Hence $$b=\sqrt {2}$$. From (21) this implies\begin {equation} S_{-}|2\rangle =\sqrt {2}|3\rangle \tag {22} \end {equation} And ﬁnally using $$|3\rangle$$ in (12) results in\begin {align*} S_{z}S_{-}|3\rangle & =\left ( S_{-}S_{z}-S_{-}\right ) |3\rangle \\ & =S_{-}S_{z}|3\rangle -S_{-}|3\rangle \end {align*}

But $$S_{z}|3\rangle =-|3\rangle$$ since the eigenvalue is $$-1$$ associated with $$|3\rangle$$ eigenvector. The above now becomes$S_{z}S_{-}|3\rangle =-2S_{-}|3\rangle$ The above shows that $$S_{-}|3\rangle$$ is eigenvector of $$S_{z}$$ associated with the eigenvalue $$-2$$ which is not compatible with experiments. This implies \begin {equation} S_{-}|3\rangle =0|1\rangle \tag {23} \end {equation} Now that $$S_{-}|1\rangle ,S_{-}|2\rangle ,S_{-}|3\rangle$$ are all known, we are ready to determine $$S_{-}$$. From (19,22,23)\begin {align*} S_{-}|1\rangle & =\sqrt {2}|2\rangle \\ S_{-}|2\rangle & =\sqrt {2}|3\rangle \\ S_{-}|3\rangle & =0|1\rangle \end {align*}

Therefore\begin {align*} S_{-} & =\begin {bmatrix} \langle 1|S_{-}|1\rangle & \langle 1|S_{-}|2\rangle & \langle 1|S_{-}|3\rangle \\ \langle 2|S_{-}|1\rangle & \langle 2|S_{-}|2\rangle & \langle 2|S_{-}|3\rangle \\ \langle 3|S_{-}|1\rangle & \langle 3|S_{-}|2\rangle & \langle 3|S_{-}|3\rangle \end {bmatrix} \\ & =\begin {bmatrix} \langle 1|\sqrt {2}|2\rangle & \langle 1|\sqrt {2}|3\rangle & \langle 1|0|1\rangle \\ \langle 2|\sqrt {2}|2\rangle & \langle 2|\sqrt {2}|3\rangle & \langle 2|0|1\rangle \\ \langle 3|\sqrt {2}|2\rangle & \langle 3|\sqrt {2}|3\rangle & \langle 3|0|1\rangle \end {bmatrix} \\ & =\sqrt {2}\begin {bmatrix} 0 & 0 & 0\\ 1 & 0 & 0\\ 0 & 1 & 0 \end {bmatrix} \end {align*}

Therefore\begin {equation} S_{-}=\begin {bmatrix} 0 & 0 & 0\\ \sqrt {2} & 0 & 0\\ 0 & \sqrt {2} & 0 \end {bmatrix} \tag {24} \end {equation} Now that $$S_{+},S_{-}$$ are known, $$S_{x},S_{y}$$ can be found.
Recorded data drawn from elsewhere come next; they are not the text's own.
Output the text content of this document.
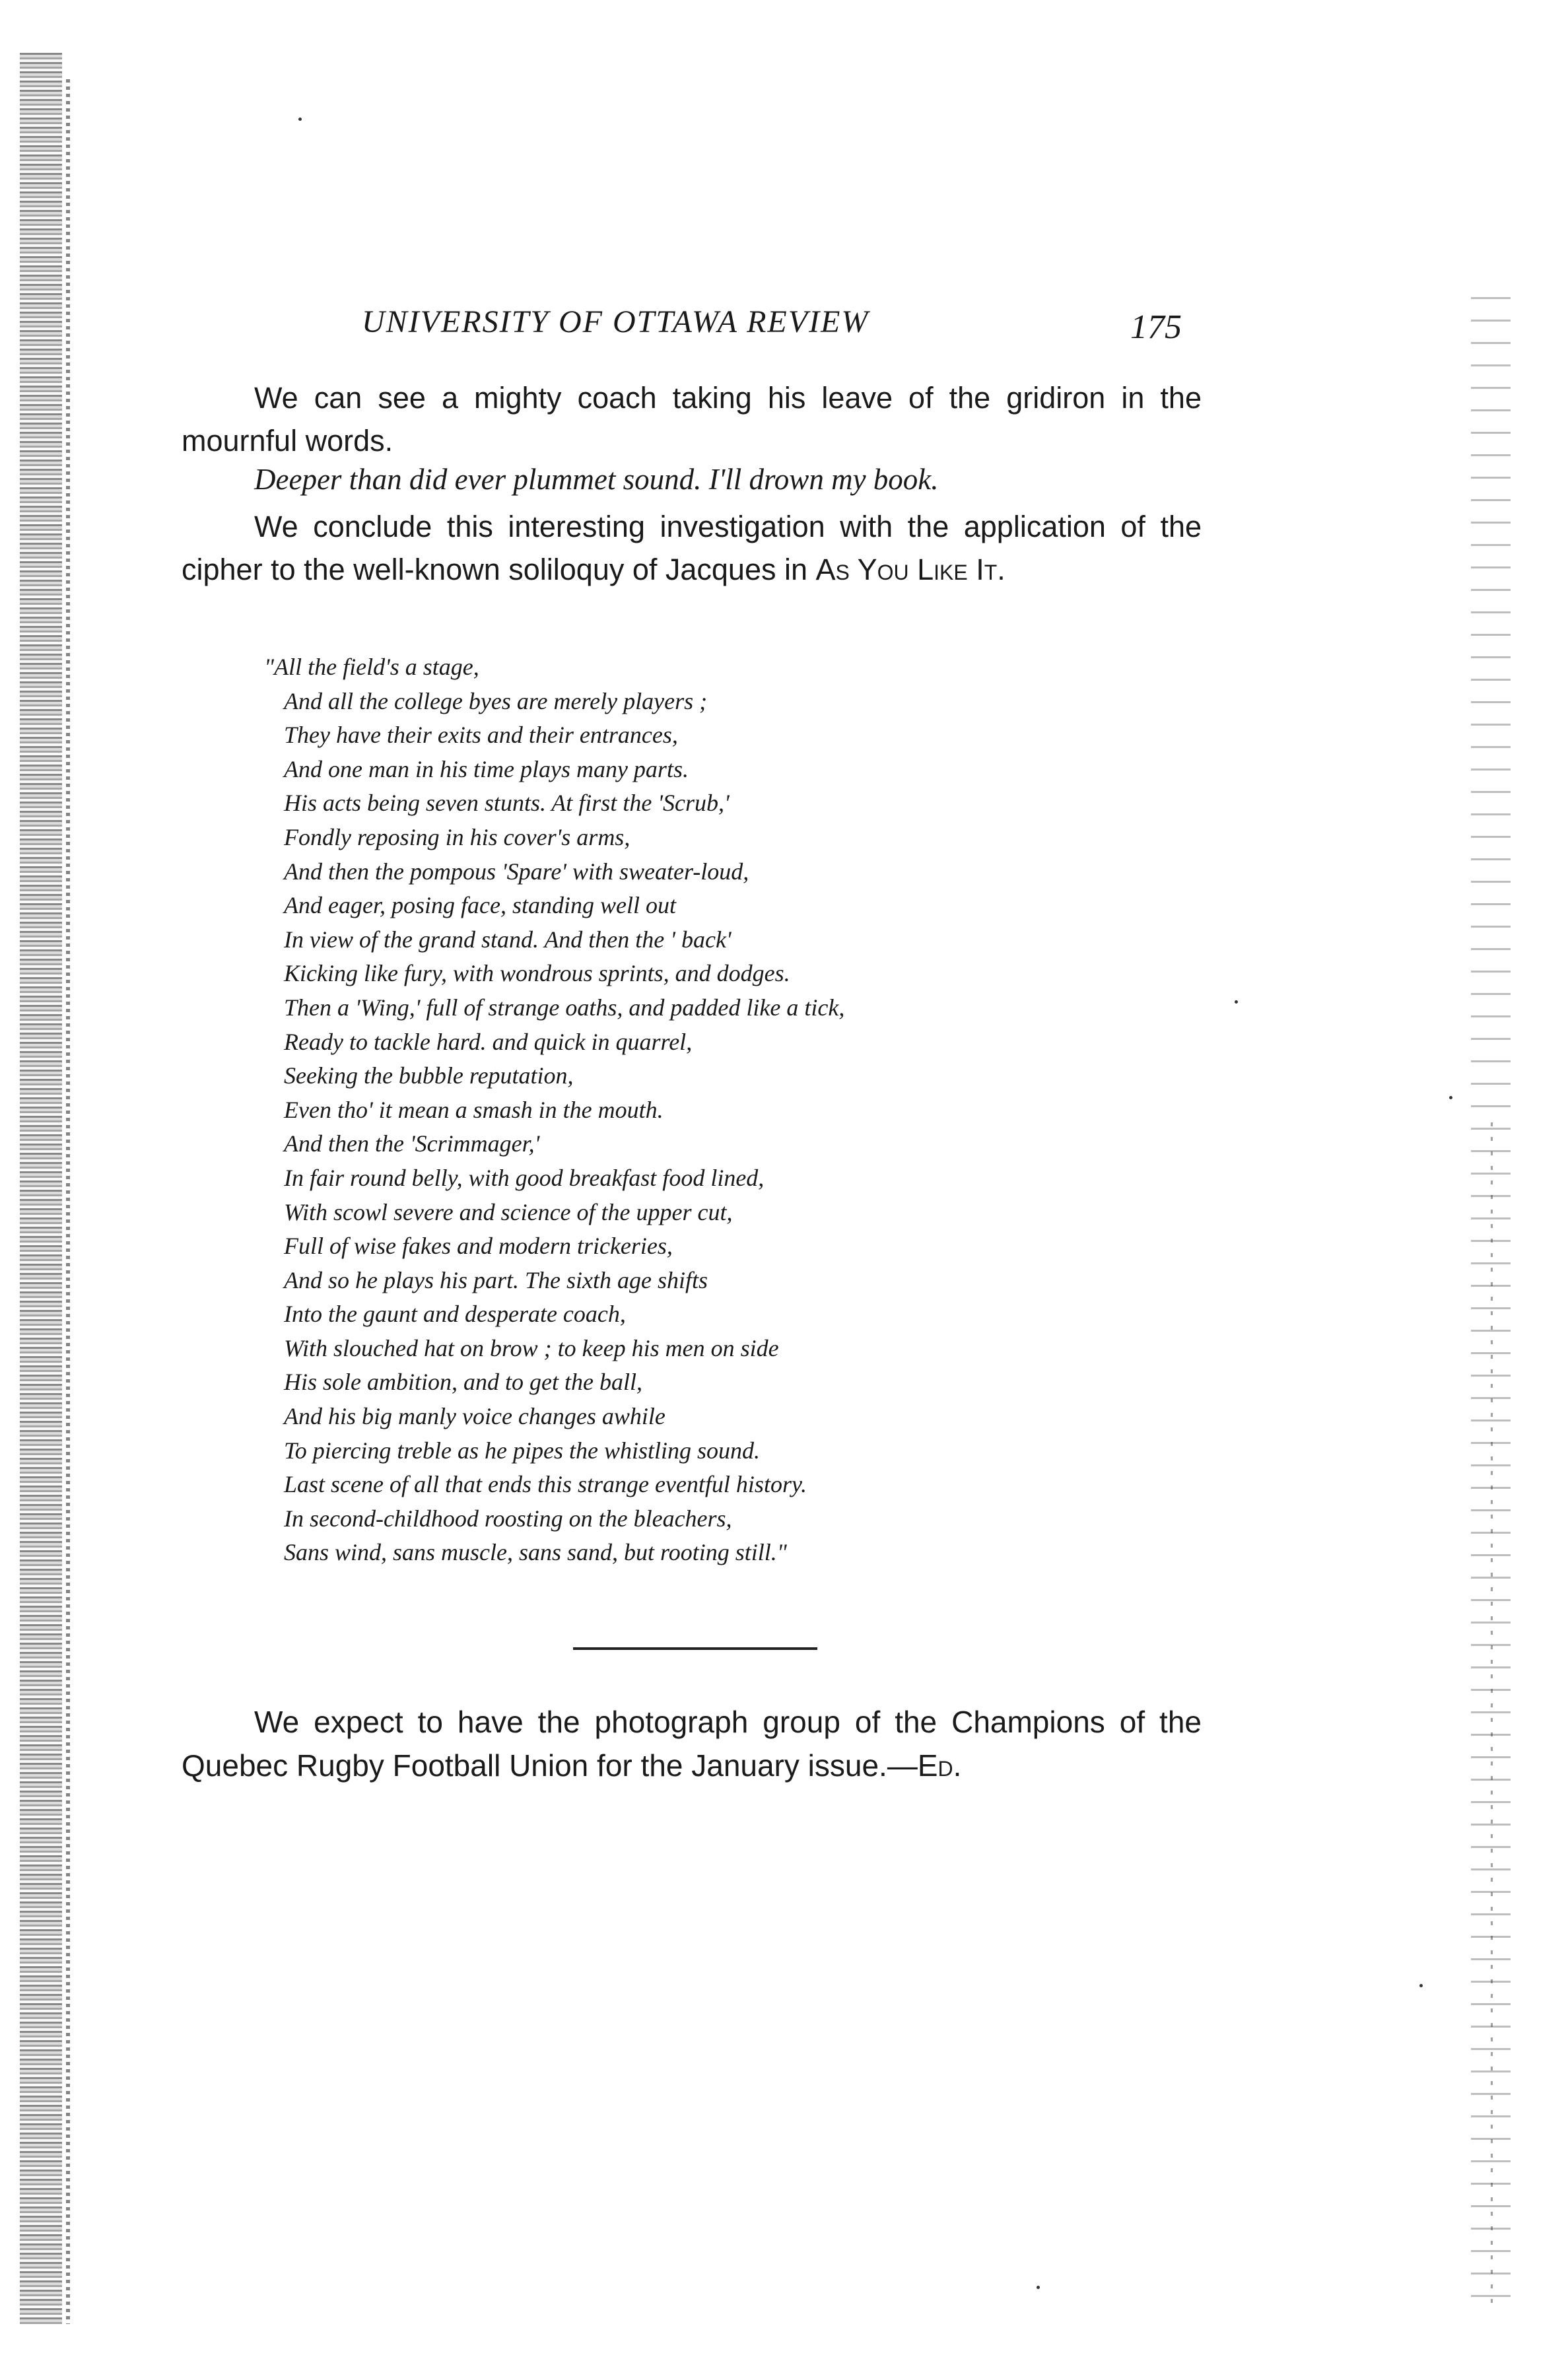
UNIVERSITY OF OTTAWA REVIEW	175

We can see a mighty coach taking his leave of the gridiron in the mournful words.

Deeper than did ever plummet sound. I'll drown my book.

We conclude this interesting investigation with the application of the cipher to the well-known soliloquy of Jacques in As You Like It.

"All the field's a stage,
And all the college byes are merely players ;
They have their exits and their entrances,
And one man in his time plays many parts.
His acts being seven stunts. At first the 'Scrub,'
Fondly reposing in his cover's arms,
And then the pompous 'Spare' with sweater-loud,
And eager, posing face, standing well out
In view of the grand stand. And then the ' back'
Kicking like fury, with wondrous sprints, and dodges.
Then a 'Wing,' full of strange oaths, and padded like a tick,
Ready to tackle hard. and quick in quarrel,
Seeking the bubble reputation,
Even tho' it mean a smash in the mouth.
And then the 'Scrimmager,'
In fair round belly, with good breakfast food lined,
With scowl severe and science of the upper cut,
Full of wise fakes and modern trickeries,
And so he plays his part. The sixth age shifts
Into the gaunt and desperate coach,
With slouched hat on brow ; to keep his men on side
His sole ambition, and to get the ball,
And his big manly voice changes awhile
To piercing treble as he pipes the whistling sound.
Last scene of all that ends this strange eventful history.
In second-childhood roosting on the bleachers,
Sans wind, sans muscle, sans sand, but rooting still."

We expect to have the photograph group of the Champions of the Quebec Rugby Football Union for the January issue.—Ed.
Using\begin {align} S_{-} & =S_{x}-iS_{y}\tag {25}\\ S_{+} & =S_{x}+iS_{y}\tag {26} \end {align}

Adding the above two equations gives, and using (11,24)\begin {align*} S_{-}+S_{+} & =2S_{x}\\\begin {bmatrix} 0 & 0 & 0\\ \sqrt {2} & 0 & 0\\ 0 & \sqrt {2} & 0 \end {bmatrix} +\begin {bmatrix} 0 & \sqrt {2} & 0\\ 0 & 0 & \sqrt {2}\\ 0 & 0 & 0 \end {bmatrix} & =2S_{x}\\ S_{x} & =\frac {1}{2}\begin {bmatrix} 0 & \sqrt {2} & 0\\ \sqrt {2} & 0 & \sqrt {2}\\ 0 & \sqrt {2} & 0 \end {bmatrix} \\ & =\frac {\sqrt {2}}{2}\begin {bmatrix} 0 & 1 & 0\\ 1 & 0 & 1\\ 0 & 1 & 0 \end {bmatrix} \end {align*}

Hence\begin {equation} S_{x}=\frac {1}{\sqrt {2}}\begin {bmatrix} 0 & 1 & 0\\ 1 & 0 & 1\\ 0 & 1 & 0 \end {bmatrix} \tag {27} \end {equation} And subtracting (25,26) gives\begin {align*} S_{-}-S_{x} & =-2iS_{y}\\\begin {bmatrix} 0 & 0 & 0\\ \sqrt {2} & 0 & 0\\ 0 & \sqrt {2} & 0 \end {bmatrix} -\begin {bmatrix} 0 & \sqrt {2} & 0\\ 0 & 0 & \sqrt {2}\\ 0 & 0 & 0 \end {bmatrix} & =-2iS_{y}\\\begin {bmatrix} 0 & -\sqrt {2} & 0\\ \sqrt {2} & 0 & -\sqrt {2}\\ 0 & \sqrt {2} & 0 \end {bmatrix} & =-2iS_{y}\\ S_{y} & =\frac {-1}{2i}\begin {bmatrix} 0 & -\sqrt {2} & 0\\ \sqrt {2} & 0 & -\sqrt {2}\\ 0 & \sqrt {2} & 0 \end {bmatrix} \\ & =\frac {i}{2}\begin {bmatrix} 0 & -\sqrt {2} & 0\\ \sqrt {2} & 0 & -\sqrt {2}\\ 0 & \sqrt {2} & 0 \end {bmatrix} \\ & =\frac {\sqrt {2}}{2}\begin {bmatrix} 0 & -i & 0\\ i & 0 & -i\\ 0 & i & 0 \end {bmatrix} \end {align*}

Hence \begin {equation} S_{y}=\frac {1}{\sqrt {2}}\begin {bmatrix} 0 & -i & 0\\ i & 0 & -i\\ 0 & i & 0 \end {bmatrix} \tag {28} \end {equation} This completes the solution. We have found $$S_{x},S_{y}$$, starting from just knowing the eigenvalues of $$S_{z}$$.